Additional Information
 
In connection with the proposed Merger, Stifel will be filing a registration statement on Form S-4 that also constitutes a prospectus of Stifel and other relevant documents relating to the acquisition of KBW with the SEC. The registration statement on Form S-4 will include a proxy statement of KBW, and the final proxy statement/prospectus will be mailed to shareholders of KBW. Stifel and KBW shareholders are urged to read the registration statement and any other relevant documents filed with the SEC, including the proxy statement/prospectus that will be part of the registration statement, because they will contain important information about Stifel, KBW and the proposed transaction.
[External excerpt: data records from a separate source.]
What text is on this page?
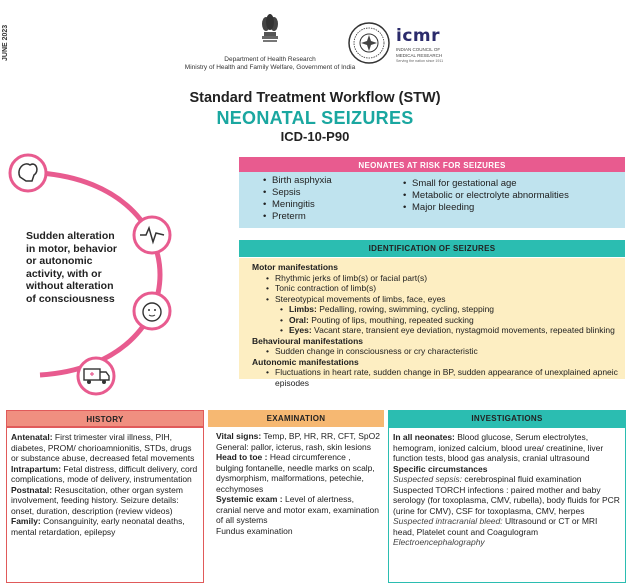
JUNE 2023	Department of Health Research
Ministry of Health and Family Welfare, Government of India
icmr
INDIAN COUNCIL OF
MEDICAL RESEARCH
Serving the nation since 1911
Standard Treatment Workflow (STW)
NEONATAL SEIZURES
ICD-10-P90
Sudden alteration in motor, behavior or autonomic activity, with or without alteration of consciousness
NEONATES AT RISK FOR SEIZURES
• Birth asphyxia
• Sepsis
• Meningitis
• Preterm
• Small for gestational age
• Metabolic or electrolyte abnormalities
• Major bleeding
IDENTIFICATION OF SEIZURES
Motor manifestations
• Rhythmic jerks of limb(s) or facial part(s)
• Tonic contraction of limb(s)
• Stereotypical movements of limbs, face, eyes
• Limbs: Pedalling, rowing, swimming, cycling, stepping
• Oral: Pouting of lips, mouthing, repeated sucking
• Eyes: Vacant stare, transient eye deviation, nystagmoid movements, repeated blinking
Behavioural manifestations
• Sudden change in consciousness or cry characteristic
Autonomic manifestations
• Fluctuations in heart rate, sudden change in BP, sudden appearance of unexplained apneic episodes
HISTORY
Antenatal: First trimester viral illness, PIH, diabetes, PROM/ chorioamnionitis, STDs, drugs or substance abuse, decreased fetal movements
Intrapartum: Fetal distress, difficult delivery, cord complications, mode of delivery, instrumentation
Postnatal: Resuscitation, other organ system involvement, feeding history. Seizure details: onset, duration, description (review videos)
Family: Consanguinity, early neonatal deaths, mental retardation, epilepsy
EXAMINATION
Vital signs: Temp, BP, HR, RR, CFT, SpO2
General: pallor, icterus, rash, skin lesions
Head to toe : Head circumference , bulging fontanelle, needle marks on scalp, dysmorphism, malformations, petechie, ecchymoses
Systemic exam : Level of alertness, cranial nerve and motor exam, examination of all systems
Fundus examination
INVESTIGATIONS
In all neonates: Blood glucose, Serum electrolytes, hemogram, ionized calcium, blood urea/ creatinine, liver function tests, blood gas analysis, cranial ultrasound
Specific circumstances
Suspected sepsis: cerebrospinal fluid examination
Suspected TORCH infections : paired mother and baby serology (for toxoplasma, CMV, rubella), body fluids for PCR (urine for CMV), CSF for toxoplasma, CMV, herpes
Suspected intracranial bleed: Ultrasound or CT or MRI head, Platelet count and Coagulogram
Electroencephalography
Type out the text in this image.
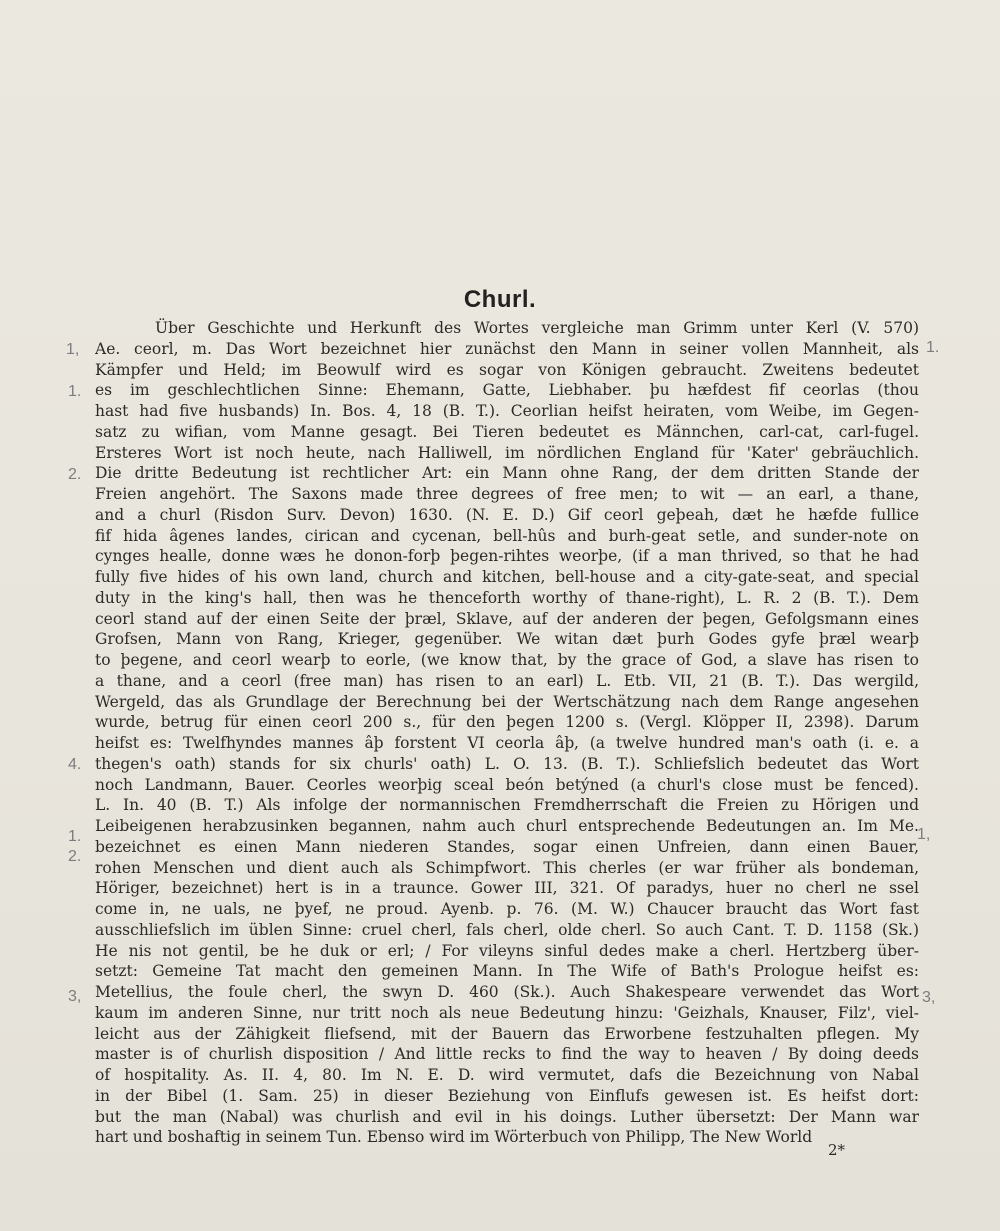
Churl.
Über Geschichte und Herkunft des Wortes vergleiche man Grimm unter Kerl (V. 570)
Ae. ceorl, m. Das Wort bezeichnet hier zunächst den Mann in seiner vollen Mannheit, als
Kämpfer und Held; im Beowulf wird es sogar von Königen gebraucht. Zweitens bedeutet
es im geschlechtlichen Sinne: Ehemann, Gatte, Liebhaber. þu hæfdest fif ceorlas (thou
hast had five husbands) In. Bos. 4, 18 (B. T.). Ceorlian heifst heiraten, vom Weibe, im Gegen-
satz zu wifian, vom Manne gesagt. Bei Tieren bedeutet es Männchen, carl-cat, carl-fugel.
Ersteres Wort ist noch heute, nach Halliwell, im nördlichen England für 'Kater' gebräuchlich.
Die dritte Bedeutung ist rechtlicher Art: ein Mann ohne Rang, der dem dritten Stande der
Freien angehört. The Saxons made three degrees of free men; to wit — an earl, a thane,
and a churl (Risdon Surv. Devon) 1630. (N. E. D.) Gif ceorl geþeah, dæt he hæfde fullice
fif hida âgenes landes, cirican and cycenan, bell-hûs and burh-geat setle, and sunder-note on
cynges healle, donne wæs he donon-forþ þegen-rihtes weorþe, (if a man thrived, so that he had
fully five hides of his own land, church and kitchen, bell-house and a city-gate-seat, and special
duty in the king's hall, then was he thenceforth worthy of thane-right), L. R. 2 (B. T.). Dem
ceorl stand auf der einen Seite der þræl, Sklave, auf der anderen der þegen, Gefolgsmann eines
Grofsen, Mann von Rang, Krieger, gegenüber. We witan dæt þurh Godes gyfe þræl wearþ
to þegene, and ceorl wearþ to eorle, (we know that, by the grace of God, a slave has risen to
a thane, and a ceorl (free man) has risen to an earl) L. Etb. VII, 21 (B. T.). Das wergild,
Wergeld, das als Grundlage der Berechnung bei der Wertschätzung nach dem Range angesehen
wurde, betrug für einen ceorl 200 s., für den þegen 1200 s. (Vergl. Klöpper II, 2398). Darum
heifst es: Twelfhyndes mannes âþ forstent VI ceorla âþ, (a twelve hundred man's oath (i. e. a
thegen's oath) stands for six churls' oath) L. O. 13. (B. T.). Schliefslich bedeutet das Wort
noch Landmann, Bauer. Ceorles weorþig sceal beón betýned (a churl's close must be fenced).
L. In. 40 (B. T.) Als infolge der normannischen Fremdherrschaft die Freien zu Hörigen und
Leibeigenen herabzusinken begannen, nahm auch churl entsprechende Bedeutungen an. Im Me.
bezeichnet es einen Mann niederen Standes, sogar einen Unfreien, dann einen Bauer,
rohen Menschen und dient auch als Schimpfwort. This cherles (er war früher als bondeman,
Höriger, bezeichnet) hert is in a traunce. Gower III, 321. Of paradys, huer no cherl ne ssel
come in, ne uals, ne þyef, ne proud. Ayenb. p. 76. (M. W.) Chaucer braucht das Wort fast
ausschliefslich im üblen Sinne: cruel cherl, fals cherl, olde cherl. So auch Cant. T. D. 1158 (Sk.)
He nis not gentil, be he duk or erl; / For vileyns sinful dedes make a cherl. Hertzberg über-
setzt: Gemeine Tat macht den gemeinen Mann. In The Wife of Bath's Prologue heifst es:
Metellius, the foule cherl, the swyn D. 460 (Sk.). Auch Shakespeare verwendet das Wort
kaum im anderen Sinne, nur tritt noch als neue Bedeutung hinzu: 'Geizhals, Knauser, Filz', viel-
leicht aus der Zähigkeit fliefsend, mit der Bauern das Erworbene festzuhalten pflegen. My
master is of churlish disposition / And little recks to find the way to heaven / By doing deeds
of hospitality. As. II. 4, 80. Im N. E. D. wird vermutet, dafs die Bezeichnung von Nabal
in der Bibel (1. Sam. 25) in dieser Beziehung von Einflufs gewesen ist. Es heifst dort:
but the man (Nabal) was churlish and evil in his doings. Luther übersetzt: Der Mann war
hart und boshaftig in seinem Tun. Ebenso wird im Wörterbuch von Philipp, The New World
1,
1.
2.
4.
1.
2.
3,
1.
1,
3,
2*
Investors and securityholders will be able to obtain free copies of the registration statement and proxy statement/prospectus (when available) as well as other filed documents containing information about Stifel and KBW, without charge, at the SEC's website (http://www.sec.gov). Free copies of Stifel's filings also may be obtained by directing a request to Stifel's Investor Relations by phone to (314) 342-2000, in writing to Stifel Financial Corp., Attention: Investor Relations, 501 North Broadway, St. Louis, Missouri 63102, by email to investorrelations@stifel.com or at Stifel's website (http://www.stifel.com). Free copies of KBW's filings also may be obtained by directing a request to KBW's Investor Relations by phone to (866) 529-2339, in writing to KBW, Inc., Attn: Alan Oshiki, c/o King Worldwide Investor Relations, 48 Wall Street, 32nd Floor, New York, New York 10005, or by email to kbw.inv.relations@kbw.com.
 
Proxy Solicitation
 
Stifel, KBW and their respective directors and executive officers may be deemed, under SEC rules, to be participants in the solicitation of proxies from the shareholders of KBW with respect to the proposed transaction. More detailed information regarding the identity of the potential participants, and their direct or indirect interests, by securities holdings or otherwise, will be set forth in the registration statement and proxy statement/prospectus and other materials to be filed with the SEC in connection with the proposed transaction.   Information regarding Stifel's directors and executive officers is also available in Stifel's definitive proxy statement for its 2012 Annual Meeting of Shareholders filed with the SEC on April 20, 2012.  Information regarding KBW's directors and executive officers is also available in KBW's definitive proxy statement for its 2012 Annual Meeting of Shareholders filed with the SEC on April 27, 2012.  These documents are available free of charge at the SEC's web site at www.sec.gov and from Investor Relations at KBW and Stifel Financial.